Der einflussreiche republikanische US-Senator und Vertraute von Trump, Lindsey Graham, schrieb am Samstag auf Twitter, er verstehe die Befürchtungen der TikTok-Nutzer. Es sei aber richtig, dass Trump sicherstellen wolle, dass die Kommunistische Partei Chinas TikTok und die privaten Daten der Nutzer nicht «besitzt». Die richtige Antwort darauf sei, ein amerikanisches Unternehmen TikTok übernehmen zu lassen. Dies sei eine «Win-win-Situation», schrieb Graham.
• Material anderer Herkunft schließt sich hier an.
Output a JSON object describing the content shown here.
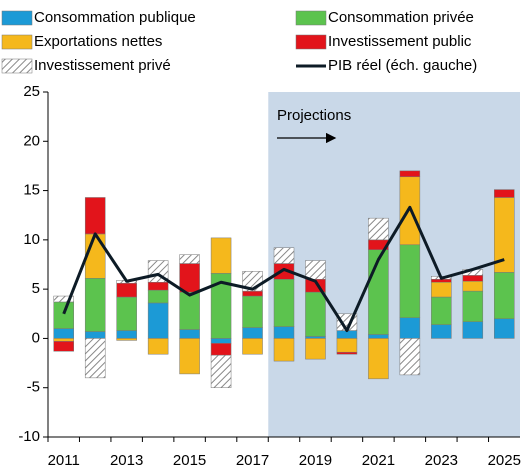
{
  "chart_data": {
    "type": "bar",
    "annotation": "Projections",
    "categories": [
      "2011",
      null,
      "2013",
      null,
      "2015",
      null,
      "2017",
      null,
      "2019",
      null,
      "2021",
      null,
      "2023",
      null,
      "2025"
    ],
    "series": [
      {
        "name": "Consommation publique",
        "color": "#1c9ad6",
        "values": [
          1.0,
          0.7,
          0.8,
          3.6,
          0.9,
          -0.5,
          1.1,
          1.2,
          0.2,
          0.8,
          0.4,
          2.1,
          1.4,
          1.7,
          2.0
        ]
      },
      {
        "name": "Consommation privée",
        "color": "#5cc34e",
        "values": [
          2.7,
          5.4,
          3.4,
          1.3,
          3.8,
          6.6,
          3.2,
          4.8,
          4.5,
          0,
          8.6,
          7.4,
          2.8,
          3.1,
          4.7
        ]
      },
      {
        "name": "Exportations nettes",
        "color": "#f5b81c",
        "values": [
          -0.3,
          4.5,
          -0.2,
          -1.6,
          -3.6,
          3.6,
          -1.6,
          -2.3,
          -2.1,
          -1.4,
          -4.1,
          6.9,
          1.5,
          1.0,
          7.6
        ]
      },
      {
        "name": "Investissement public",
        "color": "#e2141b",
        "values": [
          -1.0,
          3.7,
          1.4,
          0.8,
          2.9,
          -1.2,
          0.5,
          1.6,
          1.3,
          -0.2,
          1.0,
          0.6,
          0.3,
          0.6,
          0.8
        ]
      },
      {
        "name": "Investissement privé",
        "color": "hatch",
        "values": [
          0.6,
          -4.0,
          0.3,
          2.2,
          0.9,
          -3.3,
          2.0,
          1.6,
          1.9,
          1.7,
          2.2,
          -3.7,
          0.3,
          0.6,
          0
        ]
      },
      {
        "name": "PIB réel (éch. gauche)",
        "color": "#0d1b26",
        "line": true,
        "values": [
          2.5,
          10.6,
          5.8,
          6.5,
          4.4,
          5.7,
          5.0,
          7.0,
          5.8,
          0.8,
          8.0,
          13.3,
          6.1,
          7.0,
          8.0
        ]
      }
    ],
    "ylim": [
      -10,
      25
    ],
    "yticks": [
      -10,
      -5,
      0,
      5,
      10,
      15,
      20,
      25
    ]
  }
}
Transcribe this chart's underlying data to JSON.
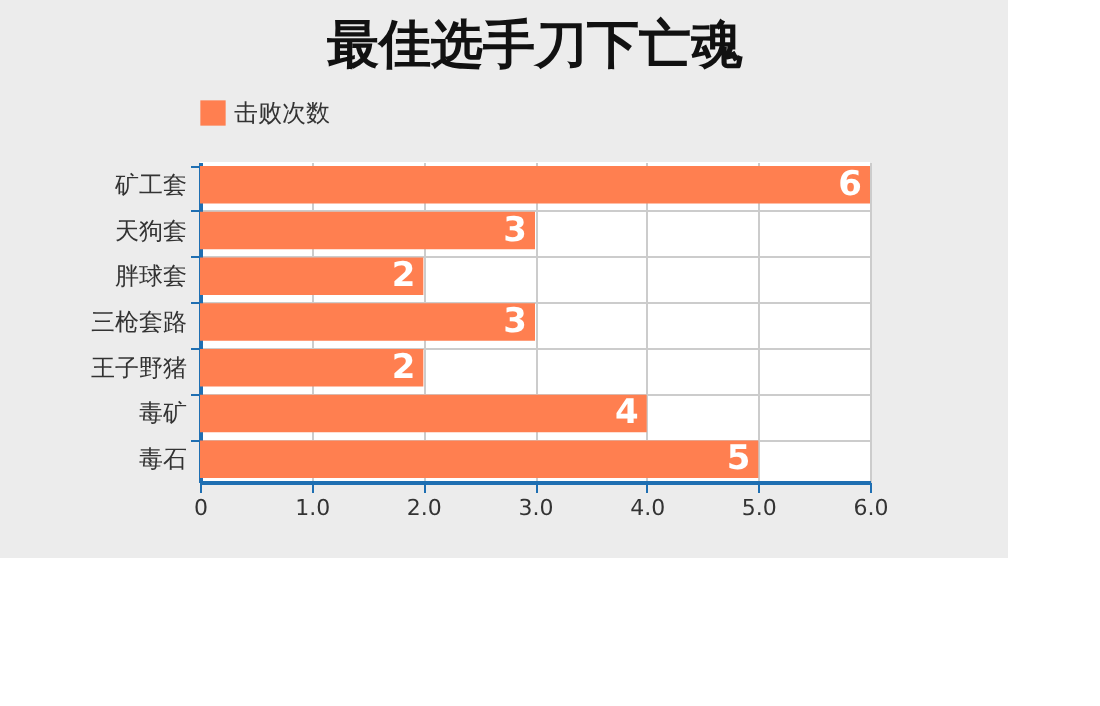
{
  "chart_data": {
    "type": "bar",
    "orientation": "horizontal",
    "title": "最佳选手刀下亡魂",
    "categories": [
      "矿工套",
      "天狗套",
      "胖球套",
      "三枪套路",
      "王子野猪",
      "毒矿",
      "毒石"
    ],
    "series": [
      {
        "name": "击败次数",
        "color": "#ff7f50",
        "values": [
          6,
          3,
          2,
          3,
          2,
          4,
          5
        ]
      }
    ],
    "xlim": [
      0,
      6
    ],
    "xticks": [
      0,
      {
        "value": 1,
        "label": "1.0"
      },
      {
        "value": 2,
        "label": "2.0"
      },
      {
        "value": 3,
        "label": "3.0"
      },
      {
        "value": 4,
        "label": "4.0"
      },
      {
        "value": 5,
        "label": "5.0"
      },
      {
        "value": 6,
        "label": "6.0"
      }
    ],
    "data_labels": true,
    "grid": true,
    "legend": "top"
  }
}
TikTok versichert, es gehe der Plattform um kreative Inhalte, bei der «Privatsphäre und Sicherheit» geschützt würden. «TikTok wird nicht in China angeboten», erklärte eine TikTok-Sprecherin der Deutschen Presse-Agentur am Samstag. Die chinesische Regierung habe keinen Zugriff auf Nutzerdaten und habe dies auch nie verlangt. Die Nutzerdaten würden in den USA gespeichert und verarbeitet.
Nicht nur in den USA spürt TikTok Gegenwind, weswegen sich ByteDance bemüht, seine internationale Plattform von der chinesischen Version zu trennen. Nur in Hongkong war TikTok selbst aktiv, doch wurde die Plattform nach der Verkündung des umstrittenen neuen Sicherheitsgesetzes aus der Sonderverwaltungszone zurückgezogen.
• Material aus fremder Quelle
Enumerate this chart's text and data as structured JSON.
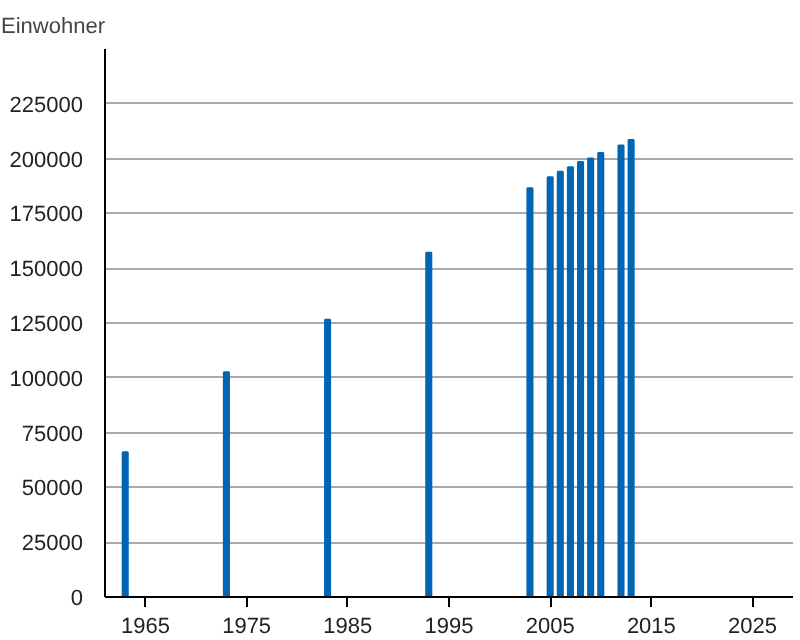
{
  "chart_data": {
    "type": "bar",
    "ylabel": "Einwohner",
    "x": [
      1963,
      1973,
      1983,
      1993,
      2003,
      2005,
      2006,
      2007,
      2008,
      2009,
      2010,
      2012,
      2013
    ],
    "values": [
      66000,
      102500,
      126500,
      157000,
      186500,
      191500,
      194000,
      196000,
      198500,
      200000,
      202500,
      206000,
      208500
    ],
    "color": "#0065b3",
    "xlim": [
      1961,
      2029
    ],
    "xticks": [
      1965,
      1975,
      1985,
      1995,
      2005,
      2015,
      2025
    ],
    "ylim": [
      0,
      250000
    ],
    "yticks": [
      0,
      25000,
      50000,
      75000,
      100000,
      125000,
      150000,
      175000,
      200000,
      225000
    ],
    "grid": "y"
  }
}
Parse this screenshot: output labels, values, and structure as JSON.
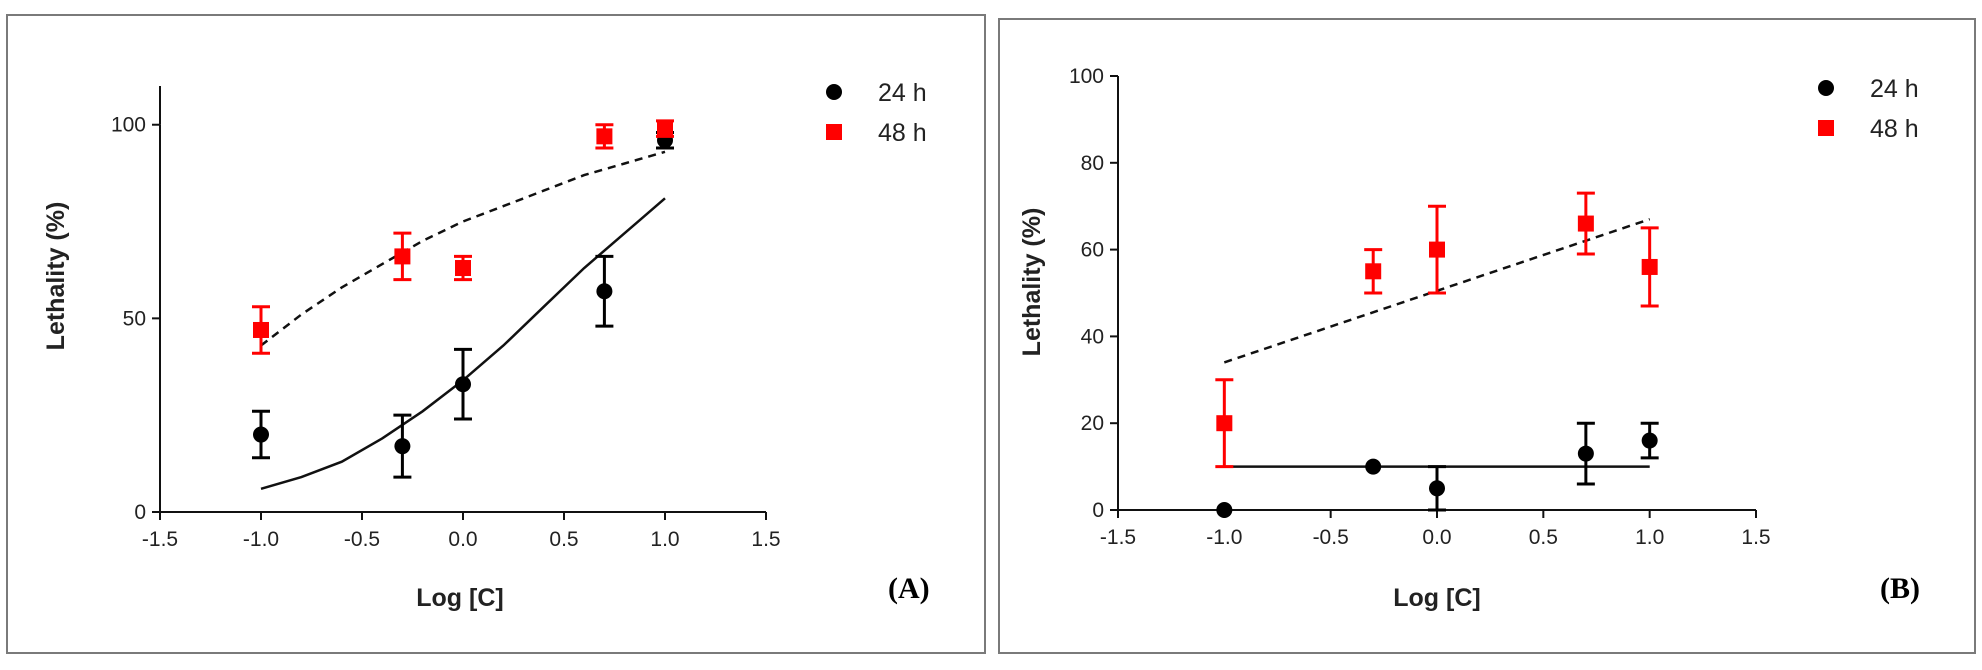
{
  "chart_data": [
    {
      "type": "scatter",
      "panel_label": "(A)",
      "xlabel": "Log [C]",
      "ylabel": "Lethality (%)",
      "xlim": [
        -1.5,
        1.5
      ],
      "ylim": [
        0,
        110
      ],
      "xticks": [
        -1.5,
        -1.0,
        -0.5,
        0.0,
        0.5,
        1.0,
        1.5
      ],
      "xtick_labels": [
        "-1.5",
        "-1.0",
        "-0.5",
        "0.0",
        "0.5",
        "1.0",
        "1.5"
      ],
      "yticks": [
        0,
        50,
        100
      ],
      "ytick_labels": [
        "0",
        "50",
        "100"
      ],
      "legend_position": "top-right",
      "grid": false,
      "series": [
        {
          "name": "24 h",
          "color": "#000000",
          "marker": "circle",
          "x": [
            -1.0,
            -0.3,
            0.0,
            0.7,
            1.0
          ],
          "y": [
            20,
            17,
            33,
            57,
            96
          ],
          "err": [
            6,
            8,
            9,
            9,
            2
          ],
          "fit": {
            "style": "solid",
            "x": [
              -1.0,
              -0.8,
              -0.6,
              -0.4,
              -0.2,
              0.0,
              0.2,
              0.4,
              0.6,
              0.8,
              1.0
            ],
            "y": [
              6,
              9,
              13,
              19,
              26,
              34,
              43,
              53,
              63,
              72,
              81
            ]
          }
        },
        {
          "name": "48 h",
          "color": "#ff0000",
          "marker": "square",
          "x": [
            -1.0,
            -0.3,
            0.0,
            0.7,
            1.0
          ],
          "y": [
            47,
            66,
            63,
            97,
            99
          ],
          "err": [
            6,
            6,
            3,
            3,
            2
          ],
          "fit": {
            "style": "dashed",
            "x": [
              -1.0,
              -0.8,
              -0.6,
              -0.4,
              -0.2,
              0.0,
              0.2,
              0.4,
              0.6,
              0.8,
              1.0
            ],
            "y": [
              43,
              51,
              58,
              64,
              70,
              75,
              79,
              83,
              87,
              90,
              93
            ]
          }
        }
      ]
    },
    {
      "type": "scatter",
      "panel_label": "(B)",
      "xlabel": "Log [C]",
      "ylabel": "Lethality (%)",
      "xlim": [
        -1.5,
        1.5
      ],
      "ylim": [
        0,
        100
      ],
      "xticks": [
        -1.5,
        -1.0,
        -0.5,
        0.0,
        0.5,
        1.0,
        1.5
      ],
      "xtick_labels": [
        "-1.5",
        "-1.0",
        "-0.5",
        "0.0",
        "0.5",
        "1.0",
        "1.5"
      ],
      "yticks": [
        0,
        20,
        40,
        60,
        80,
        100
      ],
      "ytick_labels": [
        "0",
        "20",
        "40",
        "60",
        "80",
        "100"
      ],
      "legend_position": "top-right",
      "grid": false,
      "series": [
        {
          "name": "24 h",
          "color": "#000000",
          "marker": "circle",
          "x": [
            -1.0,
            -0.3,
            0.0,
            0.7,
            1.0
          ],
          "y": [
            0,
            10,
            5,
            13,
            16
          ],
          "err": [
            0,
            0,
            5,
            7,
            4
          ],
          "fit": {
            "style": "solid",
            "x": [
              -1.0,
              1.0
            ],
            "y": [
              10,
              10
            ]
          }
        },
        {
          "name": "48 h",
          "color": "#ff0000",
          "marker": "square",
          "x": [
            -1.0,
            -0.3,
            0.0,
            0.7,
            1.0
          ],
          "y": [
            20,
            55,
            60,
            66,
            56
          ],
          "err": [
            10,
            5,
            10,
            7,
            9
          ],
          "fit": {
            "style": "dashed",
            "x": [
              -1.0,
              1.0
            ],
            "y": [
              34,
              67
            ]
          }
        }
      ]
    }
  ]
}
Bereits Ende 2019 hatte Washington US-Militärangehörigen untersagt, die TikTok-App auf Dienst-Smartphones zu nutzen. US-Aussenminister Mike Pompeo hatte Anfang Juli eine Sperre von TikTok und anderen Apps aus China nicht ausgeschlossen. Am Mittwoch gab Finanzminister Steven Mnuchin im Beisein von Trump bekannt, dass die US-Regierung die Plattform durch den ressortübergreifenden Ausschuss zur Kontrolle von Auslandsinvestitionen in den USA (CFIUS) begutachte und dem Präsidenten darauf basierend eine Empfehlung gegeben werde.
TikTok zeigte sich am Samstag bemüht, öffentlich deutlich zu machen, was ein Verbot der Plattform in den USA bedeuten würde. In einer Videobotschaft sagte die US-Verantwortliche Vanessa Pappas, sie sei stolz auf die 1500 Mitarbeiter in den USA, die jeden Tag an der App arbeiteten, und auf die zusätzlichen 10.000 Arbeitsplätze, die TikTok in den kommenden drei Jahren in das Land bringen würde. In den USA hat TikTok nach eigenen Angaben 100 Millionen Nutzer. Die grössten TikTok-Investoren kämen aus den USA, erklärt das Unternehmen.
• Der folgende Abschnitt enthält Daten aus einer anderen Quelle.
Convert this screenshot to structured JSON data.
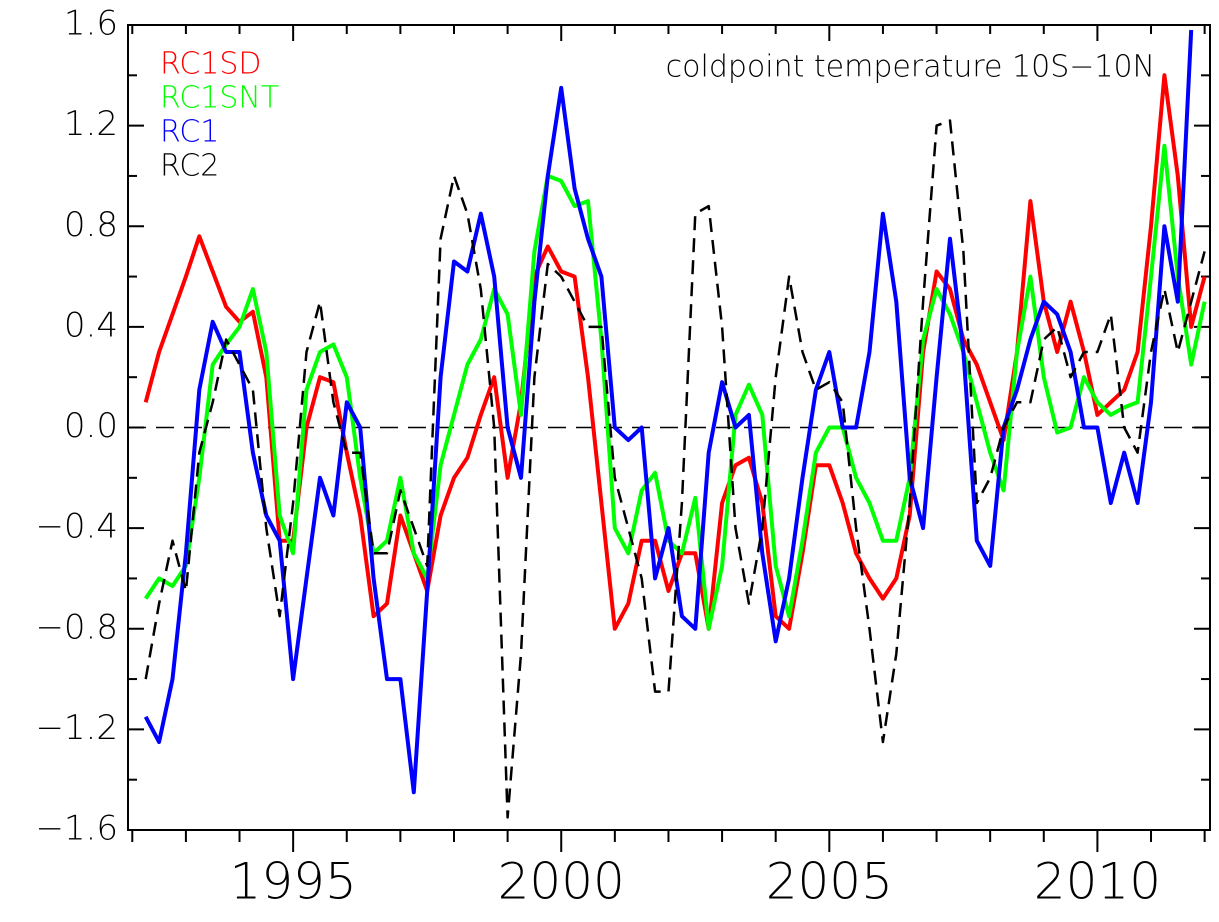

Nutzer des sozialen Netzwerks hatten vor einem Wahlkampfauftritt Trumps im Juni möglicherweise zu den hohen erwarteten Besucherzahlen beigetragen - bei dem am Ende zahlreiche Plätze leer blieben. Medien hatten berichtet, dass es bei TikTok koordinierte Bemühungen gegeben haben soll, sich kostenlos für ein Ticket zu registrieren, dann aber nicht zu der Veranstaltung im Bundesstaat Oklahoma zu erscheinen.
Der angedrohte TikTok-Bann durch die US-Regierung fällt inmitten erhöhter Spannungen zwischen Peking und Washington. Das Verhältnis zwischen den beiden Grossmächten ist aus chinesischer Sicht so schlecht wie seit Aufnahme der diplomatischen Beziehungen 1979 nicht mehr. Zuletzt ordneten die USA die Schliessung des chinesischen Konsulats in Houston (Texas) an, woraufhin Peking eine amerikanische Vertretung in Chengdu dichtmachte. Die Länder liegen auch wegen Chinas Umgang mit dem Coronavirus, der Handelspolitik und dem harten chinesischen Vorgehen in Hongkong und in Xinjiang im Streit.